Free Expression Tunnel

The Free Expression Tunnel has a storied history at NC State, serving as a place where students and visitors have celebrated wins, promoted various causes and shown off their art. But there’s a painful side to that history, as well, as it’s also been a home for the expression of hate. In 2008, students painted racist messages and threats against then president-elect Barack Obama on the night of his election. Again in 2010, Obama was the subject of a demeaning and racist image. “Some people think this tunnel is necessary, others see it as a tunnel of oppression,” Tracey Ray ’93, ’97 MS ’01 PHD, then director of multicultural student affairs, told the Technician. “We want to foster and nurture innovative thought and growth at NC State, but we also want to foster personal and professional growth. I’m not sure the [F]ree [E]xpression [T]unnel does that.”

Reynolds Coliseum

Barack Obama spoke as president at the Old Barn in September 2011. But decades earlier, Reynolds Coliseum was home to the first Black female basketball players at NC State, part of the varsity team that formed in 1974. That initial squad, coached by Peanut Doak, included two Black players: Gwen Jenkins and Cynthia Steele (now Exum) ’76, whose ball-handling abilities Doak celebrated heading into the team’s first game that season against the Virginia Cavaliers.
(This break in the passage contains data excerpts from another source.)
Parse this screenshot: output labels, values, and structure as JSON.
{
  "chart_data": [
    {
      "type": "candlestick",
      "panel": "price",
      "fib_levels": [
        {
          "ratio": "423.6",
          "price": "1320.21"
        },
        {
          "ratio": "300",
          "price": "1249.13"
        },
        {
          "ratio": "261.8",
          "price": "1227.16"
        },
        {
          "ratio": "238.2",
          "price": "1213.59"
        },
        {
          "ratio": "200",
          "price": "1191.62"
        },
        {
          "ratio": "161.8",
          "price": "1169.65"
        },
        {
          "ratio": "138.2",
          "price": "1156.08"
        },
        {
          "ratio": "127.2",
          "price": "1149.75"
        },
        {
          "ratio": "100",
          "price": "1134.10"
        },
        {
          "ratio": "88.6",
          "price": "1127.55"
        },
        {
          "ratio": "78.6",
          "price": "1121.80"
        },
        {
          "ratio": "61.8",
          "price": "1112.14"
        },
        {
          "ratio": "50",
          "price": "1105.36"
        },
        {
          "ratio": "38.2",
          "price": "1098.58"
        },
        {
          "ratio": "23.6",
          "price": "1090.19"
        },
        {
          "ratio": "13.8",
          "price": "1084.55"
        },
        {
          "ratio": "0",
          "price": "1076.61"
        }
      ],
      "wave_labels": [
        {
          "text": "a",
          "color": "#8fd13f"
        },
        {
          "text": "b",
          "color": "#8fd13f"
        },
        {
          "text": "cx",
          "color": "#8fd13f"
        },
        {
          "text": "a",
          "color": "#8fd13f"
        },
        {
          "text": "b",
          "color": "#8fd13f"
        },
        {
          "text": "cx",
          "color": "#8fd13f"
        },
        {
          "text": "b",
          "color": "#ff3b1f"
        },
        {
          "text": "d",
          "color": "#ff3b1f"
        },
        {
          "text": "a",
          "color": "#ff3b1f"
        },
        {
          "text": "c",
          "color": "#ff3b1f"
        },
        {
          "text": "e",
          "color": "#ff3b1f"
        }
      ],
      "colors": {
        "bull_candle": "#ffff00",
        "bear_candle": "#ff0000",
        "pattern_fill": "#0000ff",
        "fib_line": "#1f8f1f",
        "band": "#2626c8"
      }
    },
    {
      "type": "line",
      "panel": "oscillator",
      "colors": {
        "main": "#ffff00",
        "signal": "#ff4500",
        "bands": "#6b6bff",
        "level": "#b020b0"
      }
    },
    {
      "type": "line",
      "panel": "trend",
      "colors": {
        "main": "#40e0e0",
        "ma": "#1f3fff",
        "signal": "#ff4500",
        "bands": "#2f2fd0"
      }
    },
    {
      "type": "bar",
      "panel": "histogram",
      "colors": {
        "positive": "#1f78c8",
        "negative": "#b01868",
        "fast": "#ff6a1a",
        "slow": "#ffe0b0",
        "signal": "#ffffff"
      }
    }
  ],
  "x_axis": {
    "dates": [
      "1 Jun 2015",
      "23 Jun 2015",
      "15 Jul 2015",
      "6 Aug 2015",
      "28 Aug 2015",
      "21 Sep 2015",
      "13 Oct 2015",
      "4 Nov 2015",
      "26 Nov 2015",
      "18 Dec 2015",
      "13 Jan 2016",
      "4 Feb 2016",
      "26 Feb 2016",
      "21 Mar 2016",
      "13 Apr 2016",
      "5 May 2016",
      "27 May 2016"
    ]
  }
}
Some NC State landmarks, like the Free Expression Tunnel (center) have brought anguish to Black students, faculty, staff and alumni. Others, like Reynolds Coliseum and Carter-Finley Stadium, have provided front-row seats to trailblazers, like (left to right) Cynthia Steele (Exum) ’76, Mary Evelyn Porterfield and Irwin Holmes ’60.

Carter-Finley Stadium

On Nov. 7, 1970, Mary Evelyn Porterfield was crowned NC State’s first African American Homecoming queen, or “Miss Wolfpack,” at halftime of the NC State-Virginia football game at Carter-Finley. “I think State is three years behind in the trend,” she told the Technician. “. . . I realize that this is a victory for blacks on campus and particularly for the black female.”

Riddick Hall

NC State integrated in 1953, when two Black graduate students entered the engineering program, housed in Riddick Hall. One of those students, Robert Clemons ’57, is the university’s first Black graduate. Three years after it accepted grad students, NC State admitted the first four African American undergraduate students. They too studied engineering. They were Ed Carson ’62, Manuel Crockett, Walter Holmes ’62 and Irwin Holmes ’60. Walter Holmes went on to be the first Black student to join the marching band at NC State. And Irwin Holmes, in 1958, became the first Black student to join a varsity sports team at the university, playing for the tennis team. Two years later, he would become the first African American to serve as a team captain at NC State and in the ACC. Built in 2007 and dedicated in 2018, Holmes Hall is now his namesake.